At this time, the equation of the straight line where AB is located is y=x- 1.

(20)(* * 13)

Solution: (i) Because a 1= 1,

Therefore, when a2=- 1, we get,

therefore

therefore

(ii) The sequence {an} cannot be arithmetic progression. The evidence is as follows:

From a 1= 1, we get

If it exists, let {{an}} be arithmetic progression, then a3-a2=a2-a 1, that is.

The solution is =3.

therefore

This contradicts that {an} is arithmetic progression, so {an} can't be arithmetic progression for anyone.

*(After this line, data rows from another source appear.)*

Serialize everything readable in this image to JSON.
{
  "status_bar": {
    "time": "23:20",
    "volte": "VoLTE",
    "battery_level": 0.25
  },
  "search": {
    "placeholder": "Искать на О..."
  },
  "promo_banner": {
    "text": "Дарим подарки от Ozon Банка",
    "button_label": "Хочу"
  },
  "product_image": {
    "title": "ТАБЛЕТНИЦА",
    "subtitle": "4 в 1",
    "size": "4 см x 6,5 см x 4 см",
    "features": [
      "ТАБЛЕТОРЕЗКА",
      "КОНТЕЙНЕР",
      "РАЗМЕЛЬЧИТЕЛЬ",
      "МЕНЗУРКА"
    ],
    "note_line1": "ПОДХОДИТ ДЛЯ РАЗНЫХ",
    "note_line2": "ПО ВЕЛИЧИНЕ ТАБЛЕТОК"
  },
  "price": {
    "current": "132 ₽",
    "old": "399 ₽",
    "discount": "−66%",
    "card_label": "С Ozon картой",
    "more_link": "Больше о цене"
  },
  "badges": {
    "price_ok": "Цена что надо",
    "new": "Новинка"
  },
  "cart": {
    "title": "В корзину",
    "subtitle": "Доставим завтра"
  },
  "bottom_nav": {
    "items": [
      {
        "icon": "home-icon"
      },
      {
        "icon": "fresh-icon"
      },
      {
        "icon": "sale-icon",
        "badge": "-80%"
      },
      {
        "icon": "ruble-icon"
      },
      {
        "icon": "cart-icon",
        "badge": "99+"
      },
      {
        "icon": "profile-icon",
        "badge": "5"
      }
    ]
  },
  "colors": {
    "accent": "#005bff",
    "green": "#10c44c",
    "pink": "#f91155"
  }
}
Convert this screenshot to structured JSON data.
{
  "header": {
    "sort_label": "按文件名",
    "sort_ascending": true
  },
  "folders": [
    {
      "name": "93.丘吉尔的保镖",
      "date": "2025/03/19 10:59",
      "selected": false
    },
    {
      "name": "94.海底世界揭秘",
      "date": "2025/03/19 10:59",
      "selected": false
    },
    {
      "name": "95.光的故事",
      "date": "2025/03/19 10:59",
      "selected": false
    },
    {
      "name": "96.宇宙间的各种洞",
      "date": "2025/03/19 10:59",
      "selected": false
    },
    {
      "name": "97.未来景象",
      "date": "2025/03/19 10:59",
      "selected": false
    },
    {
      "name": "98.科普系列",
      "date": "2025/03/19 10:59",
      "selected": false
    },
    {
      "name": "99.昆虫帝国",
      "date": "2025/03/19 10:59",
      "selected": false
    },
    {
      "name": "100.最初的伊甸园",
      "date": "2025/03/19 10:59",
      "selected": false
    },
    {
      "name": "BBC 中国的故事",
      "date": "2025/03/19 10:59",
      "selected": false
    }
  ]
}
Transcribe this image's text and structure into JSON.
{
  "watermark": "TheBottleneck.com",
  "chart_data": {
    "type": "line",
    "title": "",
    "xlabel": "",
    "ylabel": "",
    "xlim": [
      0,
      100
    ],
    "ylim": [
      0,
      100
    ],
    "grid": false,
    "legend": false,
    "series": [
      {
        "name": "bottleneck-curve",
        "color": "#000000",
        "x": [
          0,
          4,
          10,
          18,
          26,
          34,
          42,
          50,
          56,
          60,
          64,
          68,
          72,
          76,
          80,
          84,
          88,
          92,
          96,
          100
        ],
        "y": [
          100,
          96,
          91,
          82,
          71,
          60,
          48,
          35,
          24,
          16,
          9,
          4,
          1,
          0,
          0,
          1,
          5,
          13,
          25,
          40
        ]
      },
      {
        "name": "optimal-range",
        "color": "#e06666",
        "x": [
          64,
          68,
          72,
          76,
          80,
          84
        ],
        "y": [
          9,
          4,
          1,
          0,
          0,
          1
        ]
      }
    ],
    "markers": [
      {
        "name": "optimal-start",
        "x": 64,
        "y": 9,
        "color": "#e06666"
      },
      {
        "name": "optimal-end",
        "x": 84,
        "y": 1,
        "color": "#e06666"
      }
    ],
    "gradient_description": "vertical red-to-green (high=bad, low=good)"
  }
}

(iii) According to the meaning of the question, b 1 2 and N*), there is always N* at this time, and BN > 0; when n≥n0 is satisfied; When n≤n0- 1, BN < 0.

So it can be seen from an+ 1=bnan and a 1 = 1 > 0 that if n0 is even, then when n > n0.

When an < 0; If n0 is odd, then when n > n0, an > 0.

So "there are m N*, when n > m, there is always a < 0" if and only if no is even,

Remember no = 2k (k = 1, 2, ...), and that's enough.

Therefore, the range of values is 4k2+2k(k N*).